Reflecting back on all the times she’d left Megan stranded, the times she chose to save people she never knew, Delta was determined that this time, she would not make that same mistake. “Sal’s right. Casualties of war. We came to get Megan and only Megan.”
“Del—”
“I’m sorry, Chief,” Delta interrupted, shaking her head. “For once, I am putting my love for Megan before any other real or imagined obligation. This time, I won’t let her down.”
An hour later, Connie crept past a sleeping guard, passed out against a tree.

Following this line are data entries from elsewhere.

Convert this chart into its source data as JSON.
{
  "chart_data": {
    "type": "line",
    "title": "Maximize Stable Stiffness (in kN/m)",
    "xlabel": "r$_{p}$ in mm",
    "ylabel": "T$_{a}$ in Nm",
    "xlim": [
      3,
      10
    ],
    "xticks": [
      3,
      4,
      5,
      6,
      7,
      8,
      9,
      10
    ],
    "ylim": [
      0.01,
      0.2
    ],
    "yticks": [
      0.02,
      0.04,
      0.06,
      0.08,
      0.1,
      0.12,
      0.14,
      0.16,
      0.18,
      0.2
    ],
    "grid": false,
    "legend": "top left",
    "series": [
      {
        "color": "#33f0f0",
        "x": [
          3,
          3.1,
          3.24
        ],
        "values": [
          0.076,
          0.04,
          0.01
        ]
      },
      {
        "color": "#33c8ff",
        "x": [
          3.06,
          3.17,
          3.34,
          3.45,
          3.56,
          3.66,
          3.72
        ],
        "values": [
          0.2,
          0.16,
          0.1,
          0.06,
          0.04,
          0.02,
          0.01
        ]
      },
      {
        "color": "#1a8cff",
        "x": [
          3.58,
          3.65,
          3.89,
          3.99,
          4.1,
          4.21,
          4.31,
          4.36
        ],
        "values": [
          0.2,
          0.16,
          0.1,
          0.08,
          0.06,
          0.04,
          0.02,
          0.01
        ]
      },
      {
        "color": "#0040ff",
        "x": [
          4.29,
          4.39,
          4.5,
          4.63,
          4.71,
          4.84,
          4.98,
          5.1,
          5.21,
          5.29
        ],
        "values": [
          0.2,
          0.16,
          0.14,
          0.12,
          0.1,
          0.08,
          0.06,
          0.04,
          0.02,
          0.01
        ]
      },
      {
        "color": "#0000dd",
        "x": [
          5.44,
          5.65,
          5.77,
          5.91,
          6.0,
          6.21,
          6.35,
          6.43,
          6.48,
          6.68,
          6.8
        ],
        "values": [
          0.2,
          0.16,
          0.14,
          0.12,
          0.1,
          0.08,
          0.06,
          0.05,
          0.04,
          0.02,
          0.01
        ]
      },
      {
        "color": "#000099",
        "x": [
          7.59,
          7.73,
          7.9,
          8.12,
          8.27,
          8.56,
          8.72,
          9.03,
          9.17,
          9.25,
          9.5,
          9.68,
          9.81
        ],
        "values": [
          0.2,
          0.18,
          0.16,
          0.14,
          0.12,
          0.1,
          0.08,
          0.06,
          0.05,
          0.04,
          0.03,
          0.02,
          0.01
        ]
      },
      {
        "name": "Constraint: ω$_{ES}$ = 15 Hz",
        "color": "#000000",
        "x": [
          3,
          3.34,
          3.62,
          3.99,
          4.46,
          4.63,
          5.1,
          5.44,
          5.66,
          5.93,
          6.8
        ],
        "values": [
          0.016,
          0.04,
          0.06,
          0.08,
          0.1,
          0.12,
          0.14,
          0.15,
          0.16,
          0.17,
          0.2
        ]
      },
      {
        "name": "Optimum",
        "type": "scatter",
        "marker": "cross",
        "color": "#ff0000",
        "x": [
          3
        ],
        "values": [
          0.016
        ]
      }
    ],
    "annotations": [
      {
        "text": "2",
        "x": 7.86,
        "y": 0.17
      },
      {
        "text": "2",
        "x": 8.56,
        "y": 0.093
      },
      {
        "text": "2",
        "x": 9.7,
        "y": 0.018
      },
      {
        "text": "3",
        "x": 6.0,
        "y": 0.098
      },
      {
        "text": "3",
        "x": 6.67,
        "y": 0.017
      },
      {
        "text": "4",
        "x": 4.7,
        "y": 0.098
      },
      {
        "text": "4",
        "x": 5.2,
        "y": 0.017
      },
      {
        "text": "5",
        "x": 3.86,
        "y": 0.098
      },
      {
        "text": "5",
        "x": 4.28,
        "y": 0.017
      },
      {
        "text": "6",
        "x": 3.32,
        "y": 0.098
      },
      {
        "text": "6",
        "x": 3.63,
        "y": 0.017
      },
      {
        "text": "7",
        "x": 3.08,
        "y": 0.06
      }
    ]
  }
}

She had gleaned bits and pieces of information as she moved stealthily around the perimeter of the camp, listening to the men’s conversations. So far, she’d discovered that the tents to her left were filled with “workers” and the tents to her right with “soldiers.” The smaller tents’ flaps were completely zipped closed and secured with padlocks. The larger tents, where she supposed the soldiers slept, were unzipped and wide open. Light from the campfire allowed her to see inside some of the tents, and what she saw turned her stomach. In one tent, two women and one soldier engaged in a sex act she’d only seen in porno flicks. In another, one naked soldier was riding the back of a whimpering woman on her hands and knees. Gazing up at the sky, Connie noticed the crescent moon peeking out from behind a group of trees, and didn’t know whether to be thankful or not for the extra light.
Sneaking behind the left row of a dozen or so tents, Connie listened to two women speaking German, one of the five languages she herself was fluent in.
“I cannot do this any longer. My fingers ache, my wrists hurt, and I cannot bend down into the cold water one more day,” came the tiny voice of the first woman.